Я не понимаю в чём дело. Снова на ребёнка показываю:
- Это его.
- Если это его снимки, то ходить с такой опухолью он не должен!
Наверное, поэтому к нам было повышенное внимание.
Наверное, поэтому врач рискнул сделать две операции почти подряд. Шунт и через неделю удаление опухоли. Хотя нет. Не поэтому. Как объяснил доктор, если не поторопиться, мелкий ослепнет от излишнего внутричерепного давления.
Ещё врач объяснил, что обычно так не делают. Что между операциями должно пройти как минимум две недели реабилитации. Но нам нельзя тянуть. Поэтому неделя. Но риски очень высокие. Я сказала, что доверяю ему. Он ответил: а зря.
Подписала документы. Согласие на анестезию, вмешательство. Не знаю почему, но мне все время говорили, что риски очень высокие, что я должна это понимать. Я улыбалась и говорила, что согласна, потому что вариантов нет. Они смотрели на мою улыбку и повторяли, что я должна понимать. Я понимала. Просто все, что могла выплакать, выплакала в первую ночь в туалете больницы. Впечатала ладони в стены и выла. Как зверь, но тихо, в себя. Чтобы не слышал никто. А наутро косплеила нашего врача-корейца. И самой с того смешно было.
Брила мелкого сама. Больничной бритвой. Где-то дома в пакетике лежат его золотые ангельские кудри. Без волос сразу стало видно, что голова у мелкого большущая, чуть раздутая над ушами.
Увезли.
Провожала до лифта, держала за руку. Улыбалась, шутила. Внутри горело всё. Сердце словно жгли кислотой. А я улыбалась. Нельзя, чтобы боялся. Нельзя, чтобы заметил мамин страх. Важно, чтобы уходил с улыбкой. Важно! Важно…
Может быть, я видела его живым в последний раз.
Пришёл психолог.

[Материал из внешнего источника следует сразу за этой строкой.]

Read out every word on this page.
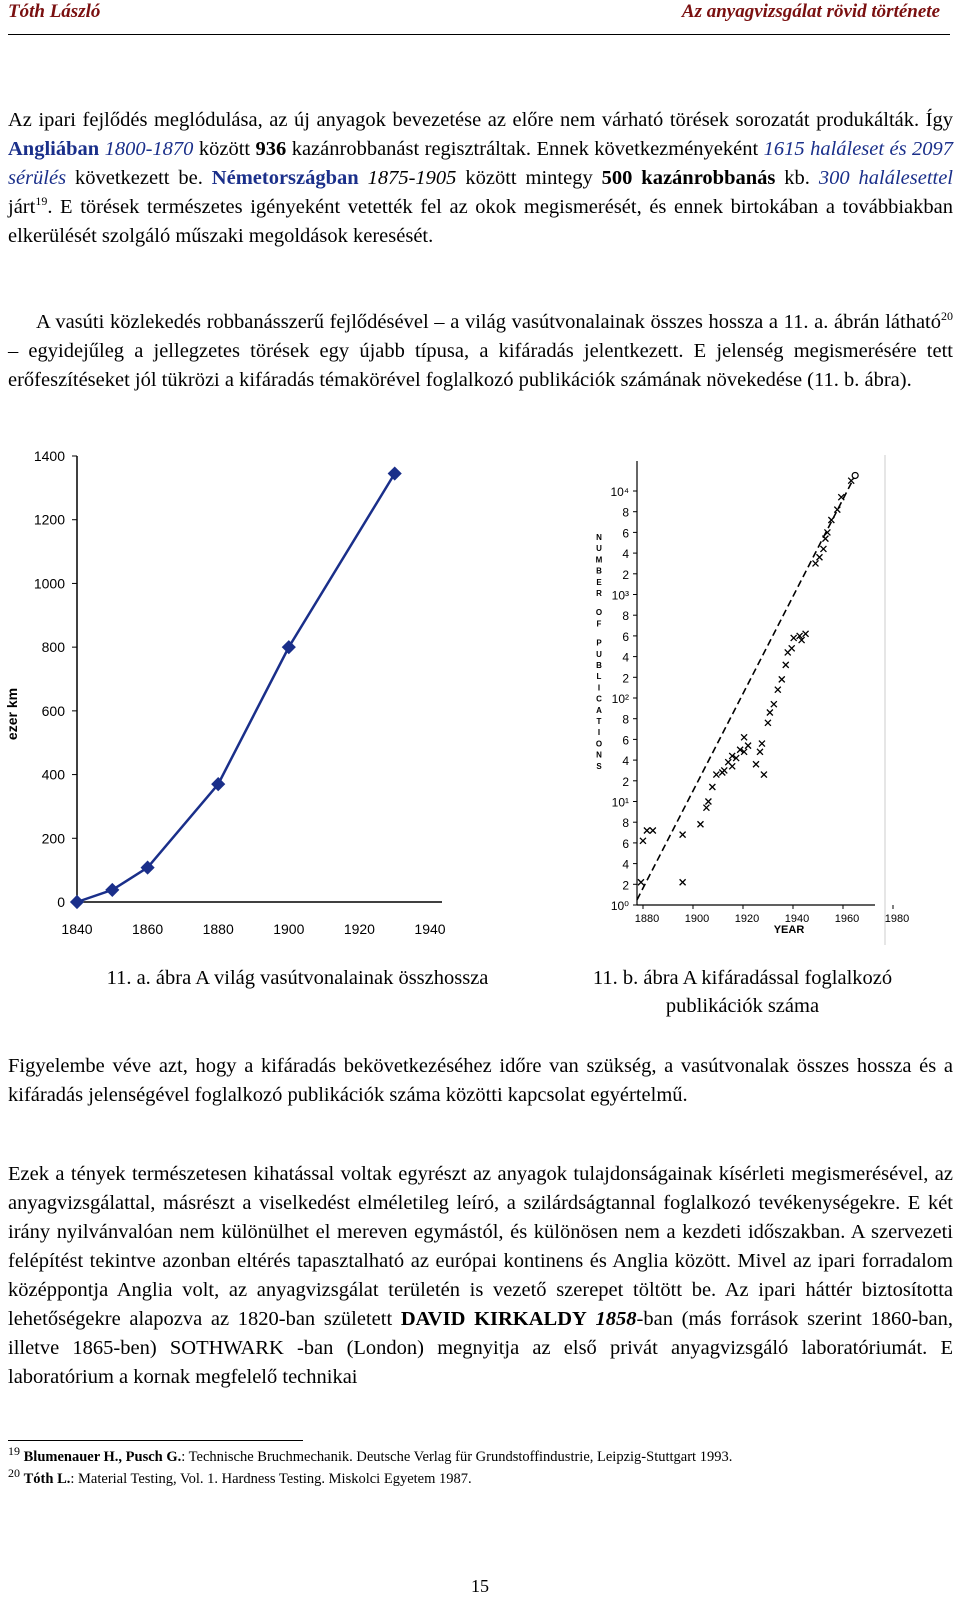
Tóth László	Az anyagvizsgálat rövid története

Az ipari fejlődés meglódulása, az új anyagok bevezetése az előre nem várható törések sorozatát produkálták. Így Angliában 1800-1870 között 936 kazánrobbanást regisztráltak. Ennek következményeként 1615 haláleset és 2097 sérülés következett be. Németországban 1875-1905 között mintegy 500 kazánrobbanás kb. 300 halálesettel járt$^{19}$. E törések természetes igényeként vetették fel az okok megismerését, és ennek birtokában a továbbiakban elkerülését szolgáló műszaki megoldások keresését.

A vasúti közlekedés robbanásszerű fejlődésével – a világ vasútvonalainak összes hossza a 11. a. ábrán látható$^{20}$ – egyidejűleg a jellegzetes törések egy újabb típusa, a kifáradás jelentkezett. E jelenség megismerésére tett erőfeszítéseket jól tükrözi a kifáradás témakörével foglalkozó publikációk számának növekedése (11. b. ábra).

0
200
400
600
800
1000
1200
1400
1840	1860	1880	1900	1920	1940
ezer km
10⁴
8
6
4
2
10³
8
6
4
2
10²
8
6
4
2
10¹
8
6
4
2
10⁰
N
U
M
B
E
R
O
F
P
U
B
L
I
C
A
T
I
O
N
S
1880 1900 1920 1940 1960 1980
YEAR
11. a. ábra A világ vasútvonalainak összhossza	11. b. ábra A kifáradással foglalkozó
publikációk száma

Figyelembe véve azt, hogy a kifáradás bekövetkezéséhez időre van szükség, a vasútvonalak összes hossza és a kifáradás jelenségével foglalkozó publikációk száma közötti kapcsolat egyértelmű.

Ezek a tények természetesen kihatással voltak egyrészt az anyagok tulajdonságainak kísérleti megismerésével, az anyagvizsgálattal, másrészt a viselkedést elméletileg leíró, a szilárdságtannal foglalkozó tevékenységekre. E két irány nyilvánvalóan nem különülhet el mereven egymástól, és különösen nem a kezdeti időszakban. A szervezeti felépítést tekintve azonban eltérés tapasztalható az európai kontinens és Anglia között. Mivel az ipari forradalom középpontja Anglia volt, az anyagvizsgálat területén is vezető szerepet töltött be. Az ipari háttér biztosította lehetőségekre alapozva az 1820-ban született DAVID KIRKALDY 1858-ban (más források szerint 1860-ban, illetve 1865-ben) SOTHWARK -ban (London) megnyitja az első privát anyagvizsgáló laboratóriumát. E laboratórium a kornak megfelelő technikai

$^{19}$ Blumenauer H., Pusch G.: Technische Bruchmechanik. Deutsche Verlag für Grundstoffindustrie, Leipzig-Stuttgart 1993.
$^{20}$ Tóth L.: Material Testing, Vol. 1. Hardness Testing. Miskolci Egyetem 1987.
15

Он приходил к каждой маме или бабушке, чьи дети и внуки уезжали в операционную. Успокаивал. Заставлял покушать. Я улыбалась. Сказала, что поела. Не соврала, кстати. Это папа приучил: есть надо, чтобы были силы бороться.

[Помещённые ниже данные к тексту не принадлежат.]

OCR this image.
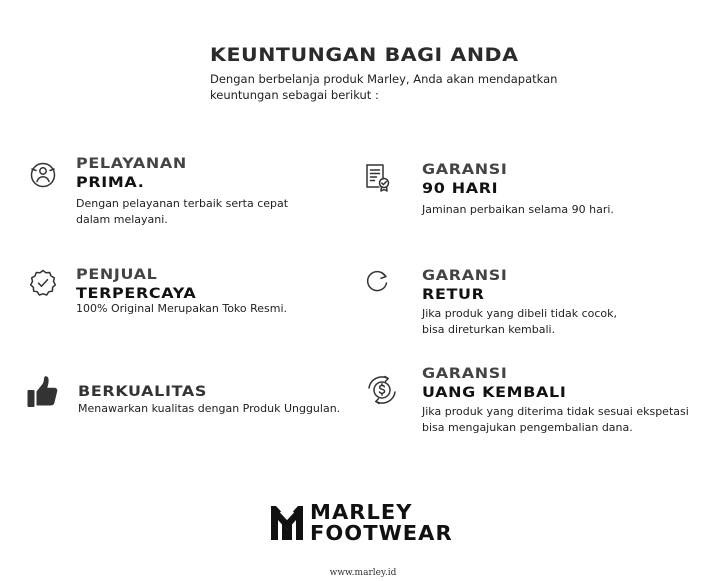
KEUNTUNGAN BAGI ANDA
Dengan berbelanja produk Marley, Anda akan mendapatkan
keuntungan sebagai berikut :
PELAYANAN
PRIMA.
Dengan pelayanan terbaik serta cepat
dalam melayani.
GARANSI
90 HARI
Jaminan perbaikan selama 90 hari.
PENJUAL
TERPERCAYA
100% Original Merupakan Toko Resmi.
GARANSI
RETUR
Jika produk yang dibeli tidak cocok,
bisa direturkan kembali.
BERKUALITAS
Menawarkan kualitas dengan Produk Unggulan.
GARANSI
UANG KEMBALI
Jika produk yang diterima tidak sesuai ekspetasi
bisa mengajukan pengembalian dana.
MARLEY
FOOTWEAR
www.marley.id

Помню, заболела гнойной ангиной. Горло болело страшно! Не то что есть, глотать было больно. Папа усадил за стол. Поставил тарелку горячего супа. Ешь!
Не могу!
Ешь! Не будешь есть, не будет сил выздороветь!
И я ела. Ревела в тарелку и ела. Потому что надо быть сильной.
Быть сильной помогала валерьянка. Семь таблеток утром. Семь вечером. Как-то доктор вызвал к себе в кабинет. С вопросом, почему я выбиваюсь, скажем так, из нормы. Все мамочки как-то переживают, ходят грустные, плачут. А я бегаю по отделению, улыбаюсь, поднимаю настроение всем. Подозрительно это! Я честно призналась, что на колесах сижу. Пью валерьянку горстями. Расслабился. Сказал, чтобы не перебарщивала.
Мелкий выжил. Вторая операция шесть часов. Вроде бы с половиной. Останавливалось сердце один раз. Ничего, завели. Можно посещать в реанимации.
Кровати в реанимации для больших. Мелкого привязывали к бортикам кусочками ткани, чтобы не выдернул подключичку, или вставленные в голову трубочки отвода жидкости. Две штуки. Кушать мелкий не мог. Почти всё, чем кормила, выходило наружу. Поила с чайной ложки. По ложечке в пять минут. Иначе как с едой. Ну ничего. Потом хуже было… Правда, тогда я не знала, что будет. И думала, что хуже быть не может. Ха-ха.
Через неделю вернули в палату. Через полтора месяца выписали.